Oakeshott et al failed to document an association between bacterial vaginosis in early pregnancy and sub-sequent preterm birth in their 37 community centre-based study.1 They further suggest that the relative risk of preterm birth in women with vaginosis may have been overestimated in hospital-based studies due to patient selection. Since we lack population-based prevalence estimates of bacterial vaginosis,2 the distinction between community- versus hospital-based risks may indeed be valid as has been suggested before.3 We are, however, concerned about the take-home messages sent out to the general practitioner.1
The first reason is that this community -based sample seems to enjoy a preterm birth rate of 4.9%, and among black women an even more favourable preterm birth prevalence of 1.1%, considering the reference population (England) has a prematurity risk of at least one out of seven pregnancies.4
One can only speculate, though, why this sample selectively drawn from a London community was at apparently lower risk. Although the authors explain the differential risk by putting emphasis on studying a low-risk community-based cohort — as allegedly opposed to hospital-attending women — it must be acknowledged that their sample may not be quite representative of the community it was drawn from. Indeed, the authors actually recruited 1216 women from 37 centres over a 2-year period, suggesting that within each centre, less than two patients a month on average volunteered to enroll in the study.
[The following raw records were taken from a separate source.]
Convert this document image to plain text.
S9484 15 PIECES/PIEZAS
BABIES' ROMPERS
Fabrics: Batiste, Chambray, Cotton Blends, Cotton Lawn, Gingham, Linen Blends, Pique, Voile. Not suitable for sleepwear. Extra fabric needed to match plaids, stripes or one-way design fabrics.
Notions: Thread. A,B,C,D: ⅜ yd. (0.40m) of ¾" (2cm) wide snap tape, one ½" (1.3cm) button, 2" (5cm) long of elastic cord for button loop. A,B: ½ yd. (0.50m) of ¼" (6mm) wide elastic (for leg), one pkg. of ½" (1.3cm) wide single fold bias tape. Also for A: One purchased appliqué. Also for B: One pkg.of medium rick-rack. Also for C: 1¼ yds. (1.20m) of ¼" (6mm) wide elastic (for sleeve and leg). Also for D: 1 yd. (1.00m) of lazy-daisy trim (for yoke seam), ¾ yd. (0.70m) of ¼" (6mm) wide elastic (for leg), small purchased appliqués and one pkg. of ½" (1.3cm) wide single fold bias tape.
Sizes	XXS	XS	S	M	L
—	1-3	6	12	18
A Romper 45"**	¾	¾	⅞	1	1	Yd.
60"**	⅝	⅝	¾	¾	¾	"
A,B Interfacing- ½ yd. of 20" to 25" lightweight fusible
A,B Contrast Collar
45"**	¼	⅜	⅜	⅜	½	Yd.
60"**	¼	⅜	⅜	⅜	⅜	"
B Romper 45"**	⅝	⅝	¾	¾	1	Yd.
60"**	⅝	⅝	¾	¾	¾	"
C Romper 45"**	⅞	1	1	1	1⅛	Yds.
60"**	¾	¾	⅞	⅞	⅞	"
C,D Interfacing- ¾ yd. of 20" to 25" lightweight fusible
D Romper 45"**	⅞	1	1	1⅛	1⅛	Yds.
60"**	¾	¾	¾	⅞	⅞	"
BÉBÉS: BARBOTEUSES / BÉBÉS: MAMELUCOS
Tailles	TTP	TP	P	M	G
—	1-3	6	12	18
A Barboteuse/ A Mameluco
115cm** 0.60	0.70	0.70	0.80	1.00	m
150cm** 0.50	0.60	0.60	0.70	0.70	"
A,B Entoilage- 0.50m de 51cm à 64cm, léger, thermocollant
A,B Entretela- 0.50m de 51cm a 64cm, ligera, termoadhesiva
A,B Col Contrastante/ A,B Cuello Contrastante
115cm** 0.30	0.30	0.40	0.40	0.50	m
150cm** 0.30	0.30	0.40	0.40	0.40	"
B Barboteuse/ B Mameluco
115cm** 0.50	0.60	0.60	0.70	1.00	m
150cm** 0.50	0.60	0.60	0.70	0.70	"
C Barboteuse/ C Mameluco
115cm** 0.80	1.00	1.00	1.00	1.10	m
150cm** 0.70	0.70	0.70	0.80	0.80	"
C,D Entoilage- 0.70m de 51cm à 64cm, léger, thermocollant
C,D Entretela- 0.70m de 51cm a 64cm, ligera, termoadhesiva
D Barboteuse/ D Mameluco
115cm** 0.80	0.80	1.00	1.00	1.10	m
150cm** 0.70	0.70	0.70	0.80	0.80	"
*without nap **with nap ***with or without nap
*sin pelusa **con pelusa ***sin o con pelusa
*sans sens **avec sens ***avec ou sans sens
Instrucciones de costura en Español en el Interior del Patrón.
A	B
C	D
Secondly, even if there was no genuine association between bacterial vaginosis at <10 weeks' gestation and preterm birth, the study may lack the power to substantiate this. Indeed, the 95% confidence interval on the relative risk of preterm birth stretches from 0.4 to 2.2 and contains the typical bacterial vaginosis risk estimate of 2, as recently shown in a systematic review on this subject.5 In fact, for typical relative risk estimates of 1.5 and 2.0, this study has a power of 22.8% and 55.1%, respectively, to detect a significant effect at the 5% level. To document an overall relative risk of 2.0 with a power of 80%, at least 224 women with and 1494 women without bacterial vaginosis should have been included. Similarly, this community-based sample comprised 88 black Caribbean and black African women, accounting for merely two preterm births, and therefore this study did not allow risk stratification for ethnicity.
We therefore believe that methodological concerns prevent any firm conclusions being drawn from the study by Oakeshott et al.
- © British Journal of General Practice, 2004.